A sarnie stop at the hut and  chat saw them head into Observatory Gully for for the Great Chimney - hoping its enclosure might have protected it...some chance.

On entering Observatory area, a significant but old (2-3 days?) avalanche snout welcomed them and they walked up the W side on soft sugary snow offering no respite nor encouragement a climb was on the cards.  Vis was poor and the approach to The Great Chimney provided all the evidence needed to declare it a no go area.
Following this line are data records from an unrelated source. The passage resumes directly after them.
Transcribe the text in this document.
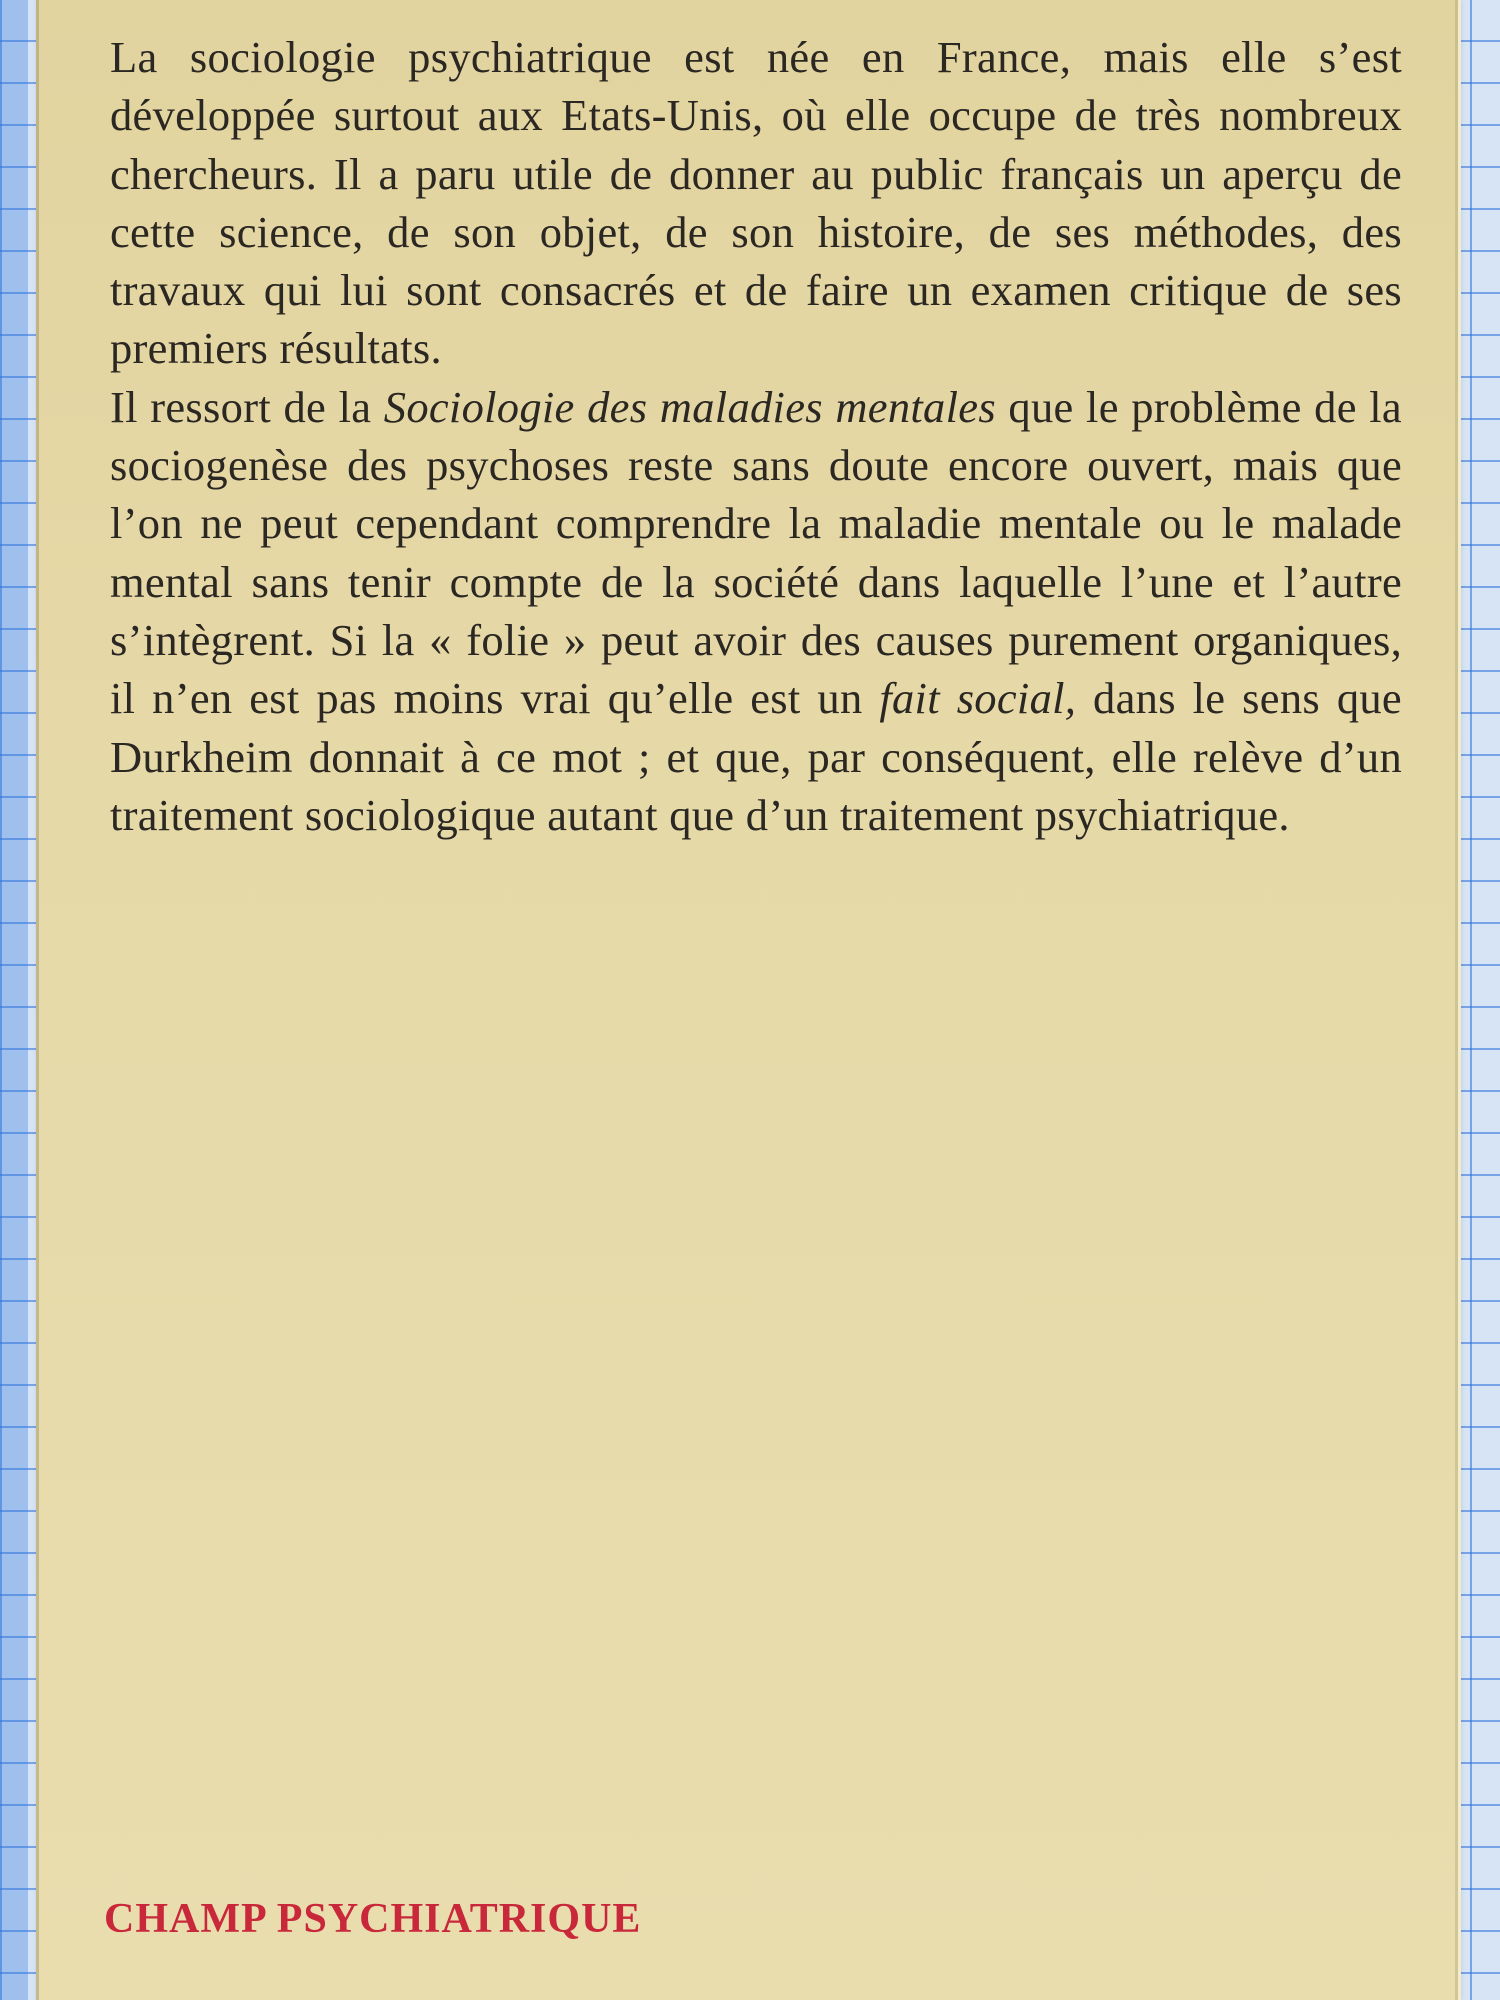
La sociologie psychiatrique est née en France, mais elle s’est développée surtout aux Etats-Unis, où elle occupe de très nombreux chercheurs. Il a paru utile de donner au public français un aperçu de cette science, de son objet, de son histoire, de ses méthodes, des travaux qui lui sont consacrés et de faire un examen critique de ses premiers résultats.

Il ressort de la Sociologie des maladies mentales que le problème de la sociogenèse des psychoses reste sans doute encore ouvert, mais que l’on ne peut cependant comprendre la maladie mentale ou le malade mental sans tenir compte de la société dans laquelle l’une et l’autre s’intègrent. Si la « folie » peut avoir des causes purement organiques, il n’en est pas moins vrai qu’elle est un fait social, dans le sens que Durkheim donnait à ce mot ; et que, par conséquent, elle relève d’un traitement sociologique autant que d’un traitement psychiatrique.

CHAMP PSYCHIATRIQUE
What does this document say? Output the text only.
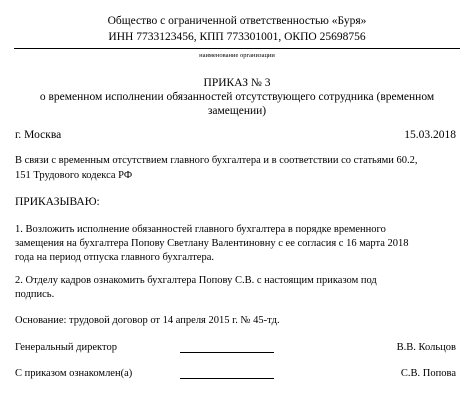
Общество с ограниченной ответственностью «Буря»
ИНН 7733123456, КПП 773301001, ОКПО 25698756
наименование организации
ПРИКАЗ № 3
о временном исполнении обязанностей отсутствующего сотрудника (временном
замещении)
г. Москва	15.03.2018
В связи с временным отсутствием главного бухгалтера и в соответствии со статьями 60.2,
151 Трудового кодекса РФ
ПРИКАЗЫВАЮ:
1. Возложить исполнение обязанностей главного бухгалтера в порядке временного
замещения на бухгалтера Попову Светлану Валентиновну с ее согласия с 16 марта 2018
года на период отпуска главного бухгалтера.
2. Отделу кадров ознакомить бухгалтера Попову С.В. с настоящим приказом под
подпись.
Основание: трудовой договор от 14 апреля 2015 г. № 45-тд.
Генеральный директор	В.В. Кольцов
С приказом ознакомлен(а)	С.В. Попова
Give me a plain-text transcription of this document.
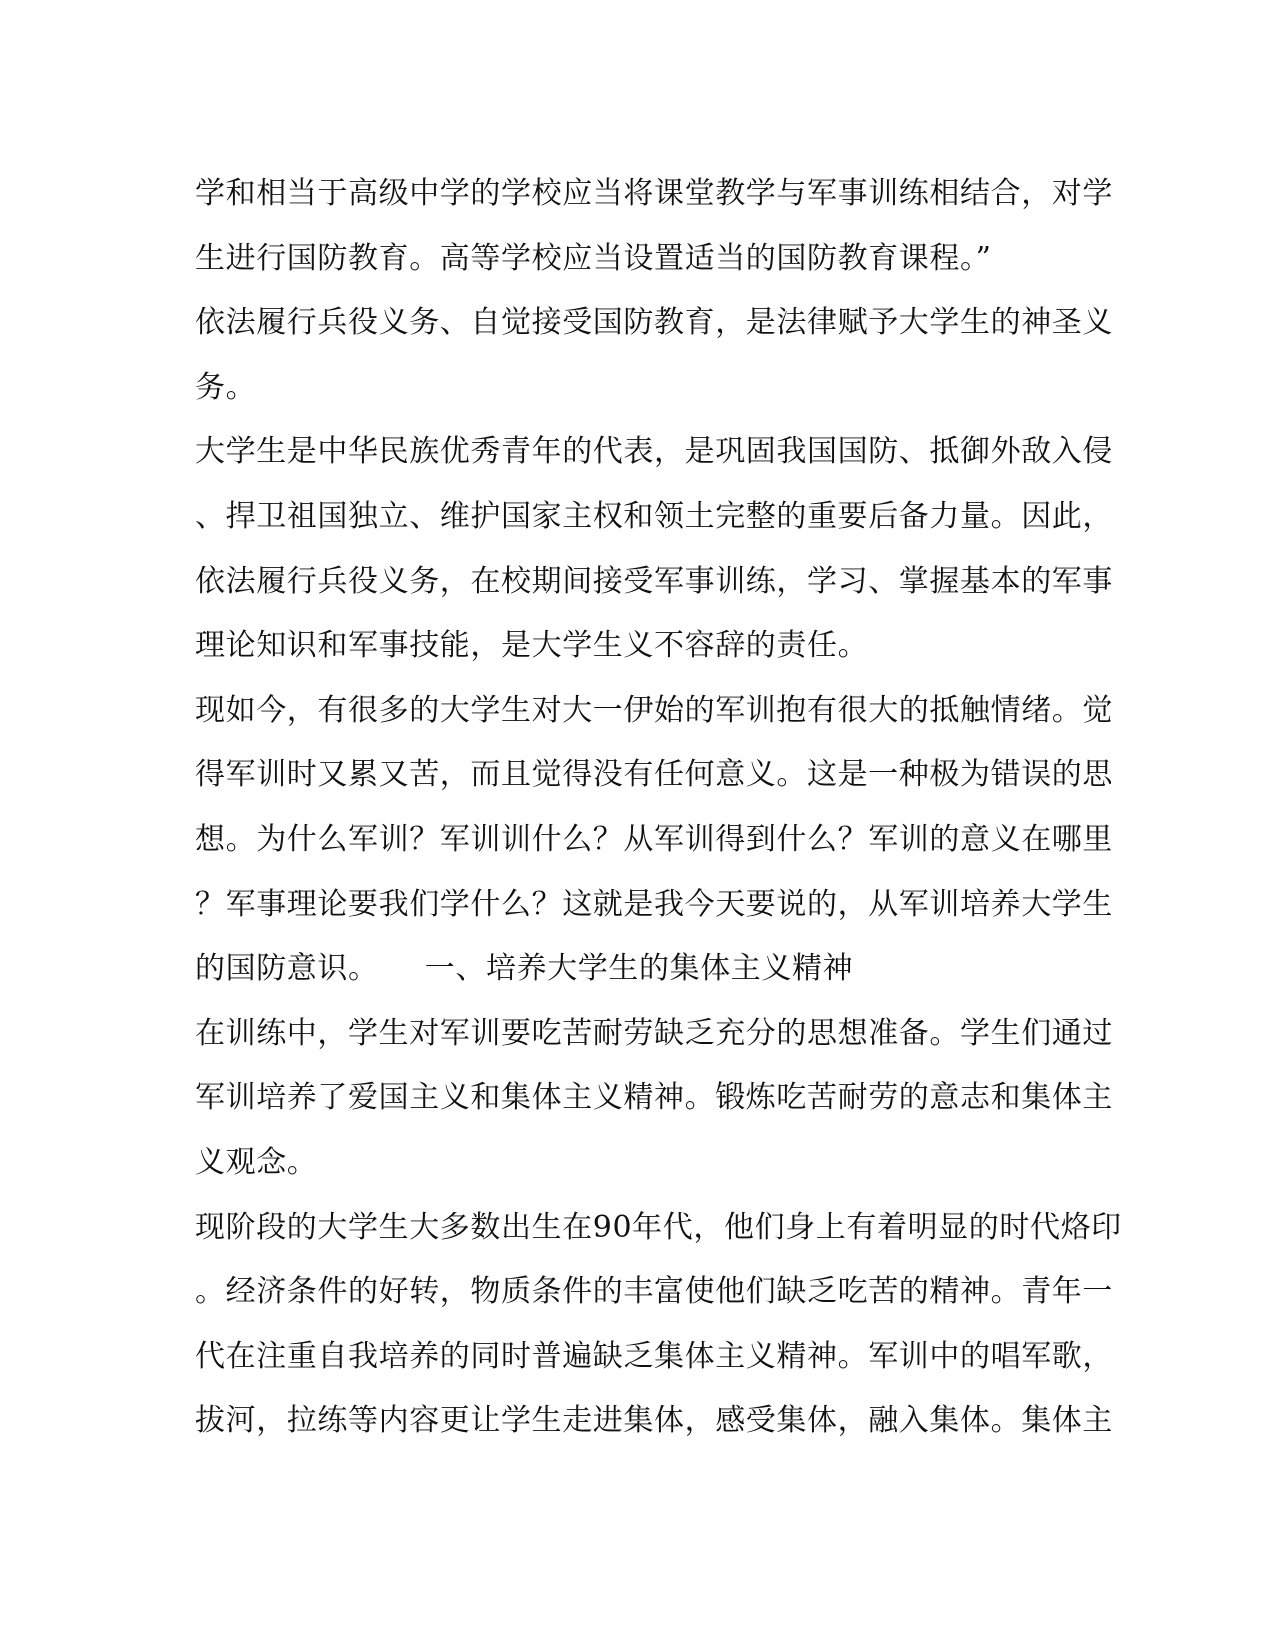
学和相当于高级中学的学校应当将课堂教学与军事训练相结合，对学
生进行国防教育。高等学校应当设置适当的国防教育课程。”
依法履行兵役义务、自觉接受国防教育，是法律赋予大学生的神圣义
务。
大学生是中华民族优秀青年的代表，是巩固我国国防、抵御外敌入侵
、捍卫祖国独立、维护国家主权和领土完整的重要后备力量。因此，
依法履行兵役义务，在校期间接受军事训练，学习、掌握基本的军事
理论知识和军事技能，是大学生义不容辞的责任。
现如今，有很多的大学生对大一伊始的军训抱有很大的抵触情绪。觉
得军训时又累又苦，而且觉得没有任何意义。这是一种极为错误的思
想。为什么军训？军训训什么？从军训得到什么？军训的意义在哪里
？军事理论要我们学什么？这就是我今天要说的，从军训培养大学生
的国防意识。　　一、培养大学生的集体主义精神
在训练中，学生对军训要吃苦耐劳缺乏充分的思想准备。学生们通过
军训培养了爱国主义和集体主义精神。锻炼吃苦耐劳的意志和集体主
义观念。
现阶段的大学生大多数出生在90年代，他们身上有着明显的时代烙印
。经济条件的好转，物质条件的丰富使他们缺乏吃苦的精神。青年一
代在注重自我培养的同时普遍缺乏集体主义精神。军训中的唱军歌，
拔河，拉练等内容更让学生走进集体，感受集体，融入集体。集体主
We chatted, humphed and hawed and then descended a short distance and traversed over to Tower Ridge thinking...but it was never going to be an enjoyable day in soft snow and high winds towards the summit.  We scooted round to Vanishing Gully area and despite an 'uber' guy pointing he climbed it on Thursday, sadly, it wasn't Thursday and it was stripped on the top half, and thin/delaminating on the first.




The Curtain is closed and much blackness is evident.  Things are not looking good for this winter; we chatted and determined we have completed two full planned climbs this winter - and we have been out a lot!  Sadly lots of bailing and lots and 'walking the rope'!!

Ce la vie...there's always next week.

A shout out to Jottnar apparel today; wet, minging weather with a windchill higher up tested the light and heavy weight hard shell jackets and sallopettes we already knew were excellent. The new Alfar midlayer fleece is also an awesome piece of kit. Warm on the walk in but not a sweat fest and toasty in the wind. 10/10 for Jottnar. Top class clothing for mountaineers. 

A trip around the cornucopia of beauty, which is Fort William High St, brought the day to a close and we headed home...disappointed indeed!  

But we got out, tried and still had a grand day out; nothing beats a walk in Scotland's winter hills...except a climb in them. 


Monday 7 March 2016

Bluebird day...

6 March 2016

Jane and Mark headed to Bridge of Orchy for some winter mountaineering in the sun. Mark had almost forgot what a pleasure it was to walk in the sunshine rather than shiver on a belay.

Today the early morning weather was excellent with good underfoot conditions and little wind.

Teams bailing off a fat looking Fahrenheit complaining of cruddy ice.